Your focus will be on building the rules of the game: incentive structures that drive genuine model improvement, and validation systems that fairly identify dominating models on the pareto frontier.
Responsibilities
- Design and implement incentive mechanisms that reward genuine model improvement.
- Build validation systems to detect and prevent gaming strategies, including sybil attacks, copy detection, decoy models, and overfitting.
- Anticipate adversarial strategies and harden protocol rules against potential exploits.
- Collaborate with researchers and ML engineers to encode anti-gaming defenses into the protocol itself.
- Develop incentive loops and validation frameworks that scale with increasing participation while maintaining fairness and decentralization.
Qualifications
- Strong background in distributed systems, cryptography, or blockchain protocols.

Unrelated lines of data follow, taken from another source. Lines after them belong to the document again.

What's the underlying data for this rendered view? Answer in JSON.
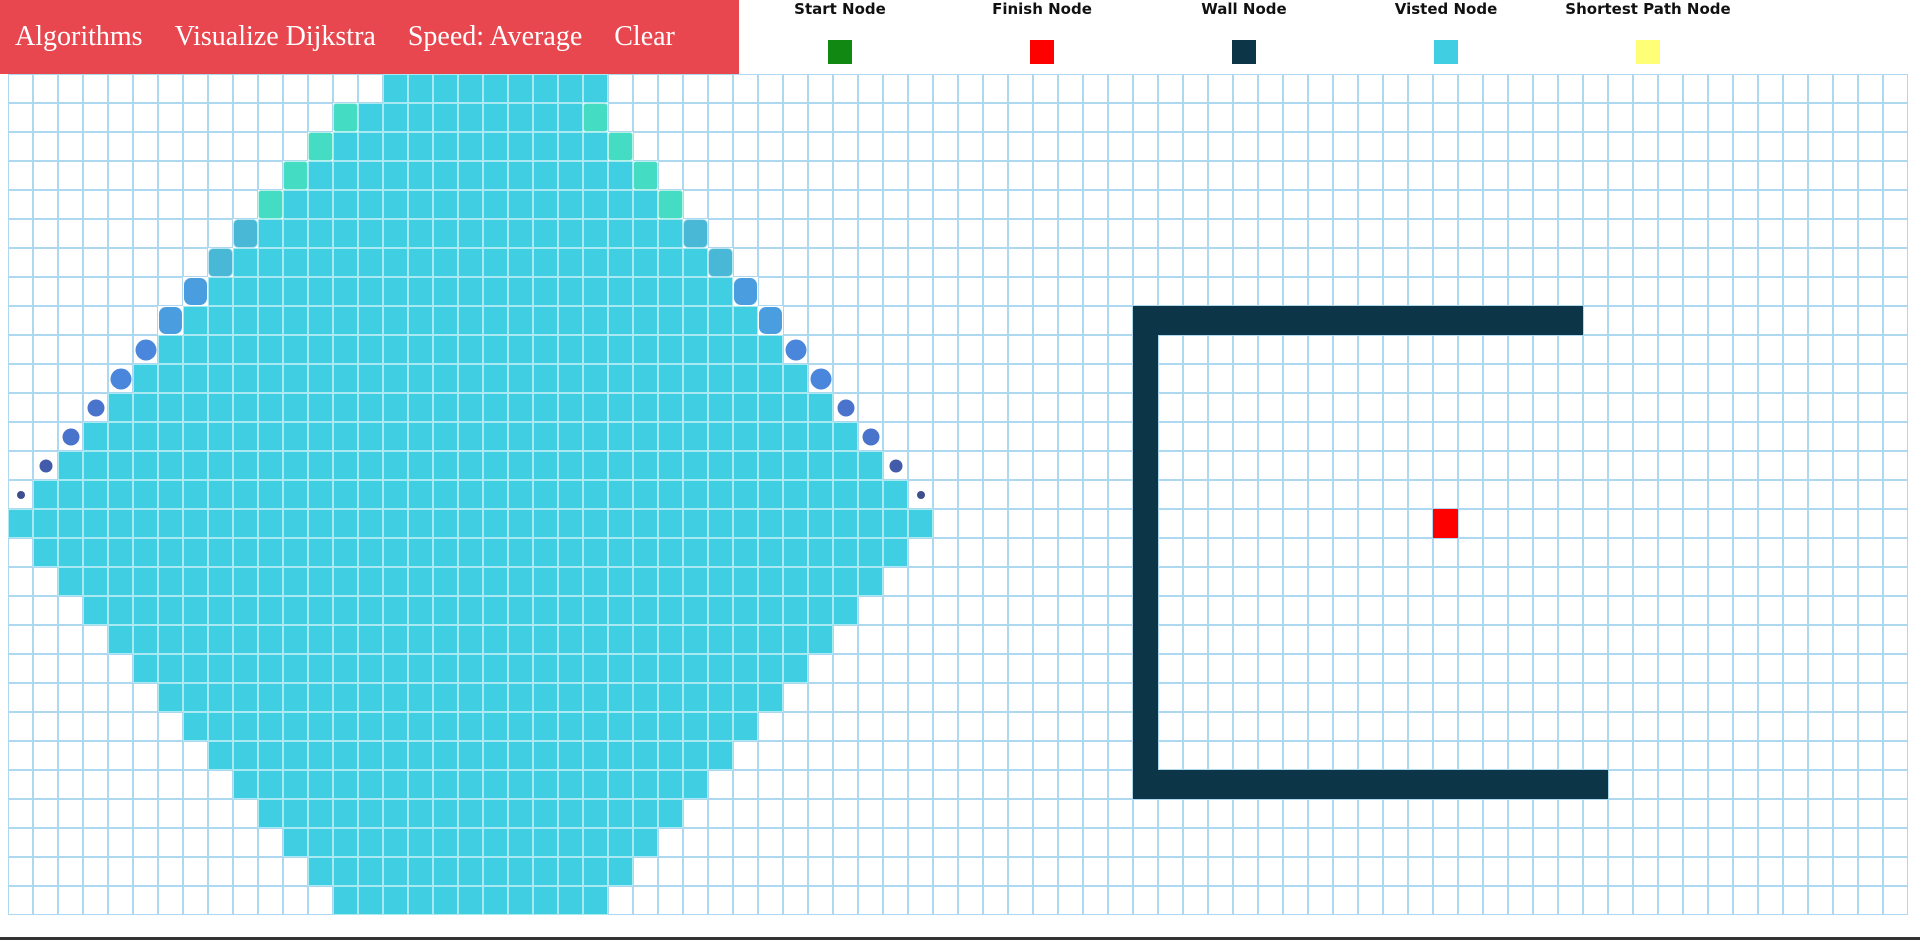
{
  "navbar": {
    "items": [
      {
        "label": "Algorithms"
      },
      {
        "label": "Visualize Dijkstra"
      },
      {
        "label": "Speed: Average"
      },
      {
        "label": "Clear"
      }
    ],
    "background": "#e8474f"
  },
  "legend": [
    {
      "label": "Start Node",
      "color": "#118811"
    },
    {
      "label": "Finish Node",
      "color": "#ff0000"
    },
    {
      "label": "Wall Node",
      "color": "#0c3547"
    },
    {
      "label": "Visted Node",
      "color": "#40cee3"
    },
    {
      "label": "Shortest Path Node",
      "color": "#ffff77"
    }
  ],
  "grid": {
    "rows": 29,
    "cols": 76,
    "colors": {
      "empty": "#ffffff",
      "visited": "#40cee3",
      "wall": "#0c3547",
      "finish": "#ff0000",
      "cell_border": "#aed8f0"
    },
    "start_node": {
      "row": 15,
      "col": 18
    },
    "finish_node": {
      "row": 15,
      "col": 57
    },
    "visited_radius": 18,
    "visited_top_rows": [
      0,
      1,
      2,
      3,
      4
    ],
    "frontier_stages": [
      {
        "row": 1,
        "stage": 1
      },
      {
        "row": 2,
        "stage": 1
      },
      {
        "row": 3,
        "stage": 1
      },
      {
        "row": 4,
        "stage": 1
      },
      {
        "row": 5,
        "stage": 2
      },
      {
        "row": 6,
        "stage": 2
      },
      {
        "row": 7,
        "stage": 3
      },
      {
        "row": 8,
        "stage": 3
      },
      {
        "row": 9,
        "stage": 4
      },
      {
        "row": 10,
        "stage": 4
      },
      {
        "row": 11,
        "stage": 5
      },
      {
        "row": 12,
        "stage": 5
      },
      {
        "row": 13,
        "stage": 6
      },
      {
        "row": 14,
        "stage": 7
      }
    ],
    "walls": [
      {
        "row": 8,
        "col_start": 45,
        "col_end": 62
      },
      {
        "row": 24,
        "col_start": 45,
        "col_end": 63
      },
      {
        "col": 45,
        "row_start": 9,
        "row_end": 23
      }
    ]
  }
}
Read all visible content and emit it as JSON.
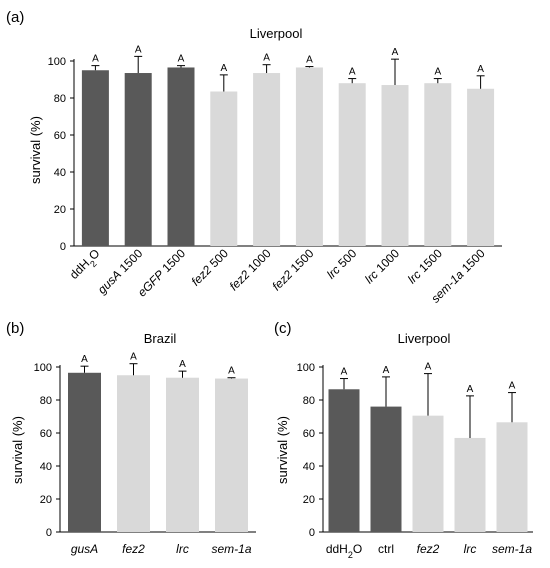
{
  "colors": {
    "control": "#595959",
    "treatment": "#d9d9d9",
    "axis": "#000000"
  },
  "chart_data": [
    {
      "panel": "(a)",
      "title": "Liverpool",
      "type": "bar",
      "ylabel": "survival (%)",
      "ylim": [
        0,
        100
      ],
      "yticks": [
        0,
        20,
        40,
        60,
        80,
        100
      ],
      "categories": [
        {
          "label": "ddH2O",
          "segs": [
            {
              "t": "ddH"
            },
            {
              "t": "2",
              "sub": true
            },
            {
              "t": "O"
            }
          ]
        },
        {
          "label": "gusA 1500",
          "segs": [
            {
              "t": "gusA",
              "it": true
            },
            {
              "t": " 1500"
            }
          ]
        },
        {
          "label": "eGFP 1500",
          "segs": [
            {
              "t": "eGFP",
              "it": true
            },
            {
              "t": " 1500"
            }
          ]
        },
        {
          "label": "fez2 500",
          "segs": [
            {
              "t": "fez2",
              "it": true
            },
            {
              "t": " 500"
            }
          ]
        },
        {
          "label": "fez2 1000",
          "segs": [
            {
              "t": "fez2",
              "it": true
            },
            {
              "t": " 1000"
            }
          ]
        },
        {
          "label": "fez2 1500",
          "segs": [
            {
              "t": "fez2",
              "it": true
            },
            {
              "t": " 1500"
            }
          ]
        },
        {
          "label": "lrc 500",
          "segs": [
            {
              "t": "lrc",
              "it": true
            },
            {
              "t": " 500"
            }
          ]
        },
        {
          "label": "lrc 1000",
          "segs": [
            {
              "t": "lrc",
              "it": true
            },
            {
              "t": " 1000"
            }
          ]
        },
        {
          "label": "lrc 1500",
          "segs": [
            {
              "t": "lrc",
              "it": true
            },
            {
              "t": " 1500"
            }
          ]
        },
        {
          "label": "sem-1a 1500",
          "segs": [
            {
              "t": "sem-1a",
              "it": true
            },
            {
              "t": " 1500"
            }
          ]
        }
      ],
      "values": [
        95,
        93.5,
        96.5,
        83.5,
        93.5,
        96.5,
        88,
        87,
        88,
        85
      ],
      "errors": [
        2.5,
        9,
        1,
        9,
        4.5,
        0.5,
        2.5,
        14,
        2.5,
        7
      ],
      "groups": [
        "control",
        "control",
        "control",
        "treatment",
        "treatment",
        "treatment",
        "treatment",
        "treatment",
        "treatment",
        "treatment"
      ],
      "significance": [
        "A",
        "A",
        "A",
        "A",
        "A",
        "A",
        "A",
        "A",
        "A",
        "A"
      ]
    },
    {
      "panel": "(b)",
      "title": "Brazil",
      "type": "bar",
      "ylabel": "survival (%)",
      "ylim": [
        0,
        100
      ],
      "yticks": [
        0,
        20,
        40,
        60,
        80,
        100
      ],
      "categories": [
        {
          "label": "gusA",
          "segs": [
            {
              "t": "gusA",
              "it": true
            }
          ]
        },
        {
          "label": "fez2",
          "segs": [
            {
              "t": "fez2",
              "it": true
            }
          ]
        },
        {
          "label": "lrc",
          "segs": [
            {
              "t": "lrc",
              "it": true
            }
          ]
        },
        {
          "label": "sem-1a",
          "segs": [
            {
              "t": "sem-1a",
              "it": true
            }
          ]
        }
      ],
      "values": [
        96.5,
        95,
        93.5,
        93
      ],
      "errors": [
        4,
        7,
        4,
        0.5
      ],
      "groups": [
        "control",
        "treatment",
        "treatment",
        "treatment"
      ],
      "significance": [
        "A",
        "A",
        "A",
        "A"
      ]
    },
    {
      "panel": "(c)",
      "title": "Liverpool",
      "type": "bar",
      "ylabel": "survival (%)",
      "ylim": [
        0,
        100
      ],
      "yticks": [
        0,
        20,
        40,
        60,
        80,
        100
      ],
      "categories": [
        {
          "label": "ddH2O",
          "segs": [
            {
              "t": "ddH"
            },
            {
              "t": "2",
              "sub": true
            },
            {
              "t": "O"
            }
          ]
        },
        {
          "label": "ctrl",
          "segs": [
            {
              "t": "ctrl"
            }
          ]
        },
        {
          "label": "fez2",
          "segs": [
            {
              "t": "fez2",
              "it": true
            }
          ]
        },
        {
          "label": "lrc",
          "segs": [
            {
              "t": "lrc",
              "it": true
            }
          ]
        },
        {
          "label": "sem-1a",
          "segs": [
            {
              "t": "sem-1a",
              "it": true
            }
          ]
        }
      ],
      "values": [
        86.5,
        76,
        70.5,
        57,
        66.5
      ],
      "errors": [
        6.5,
        18,
        25.5,
        25.5,
        18
      ],
      "groups": [
        "control",
        "control",
        "treatment",
        "treatment",
        "treatment"
      ],
      "significance": [
        "A",
        "A",
        "A",
        "A",
        "A"
      ]
    }
  ]
}
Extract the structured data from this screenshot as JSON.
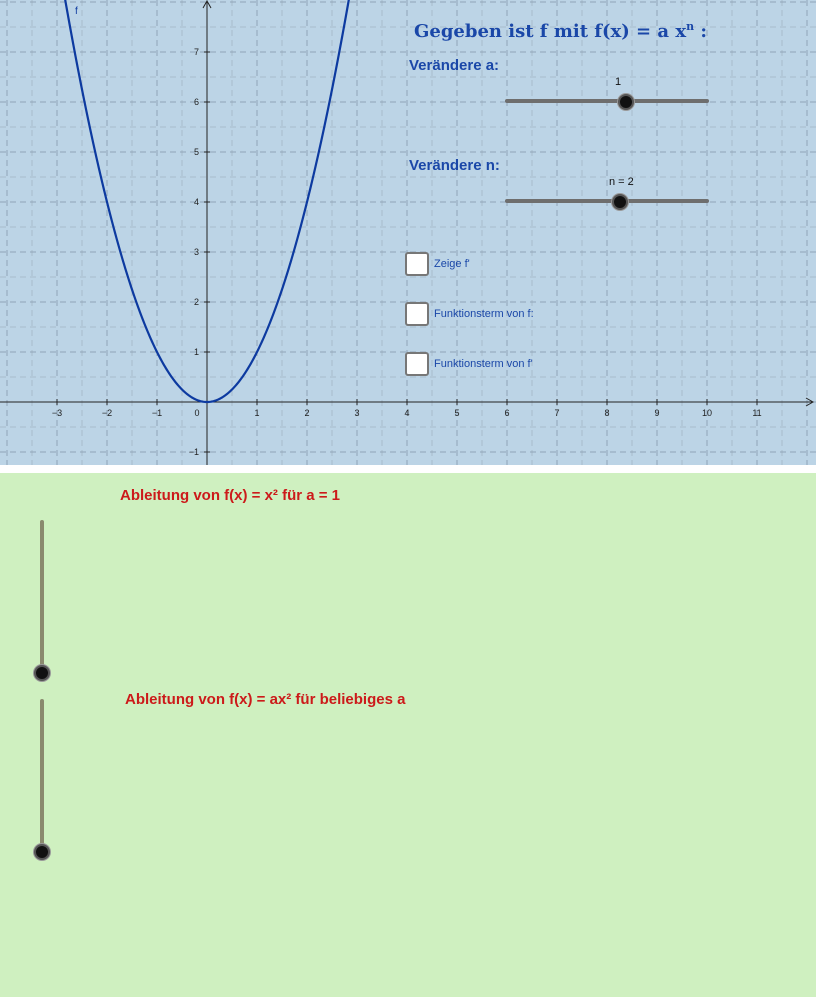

- Experience with incentive design, mechanism design, or adversarial machine learning.
- Proficiency in Python and/or Rust, with an emphasis on system-level engineering.
- Familiarity with reinforcement learning (RL) concepts and validation frameworks.
- Mindset oriented toward adversarial thinking: anticipating attack vectors and designing defenses.
- Experience in decentralized or open-network environments is a plus.
Impact
This role is ideal for engineers who think in terms of systems and adversaries. By ensuring Affine’s RL competitions remain fair, decentralized, and self-reinforcing, your work will directly enable the network to continuously push AI capability forward.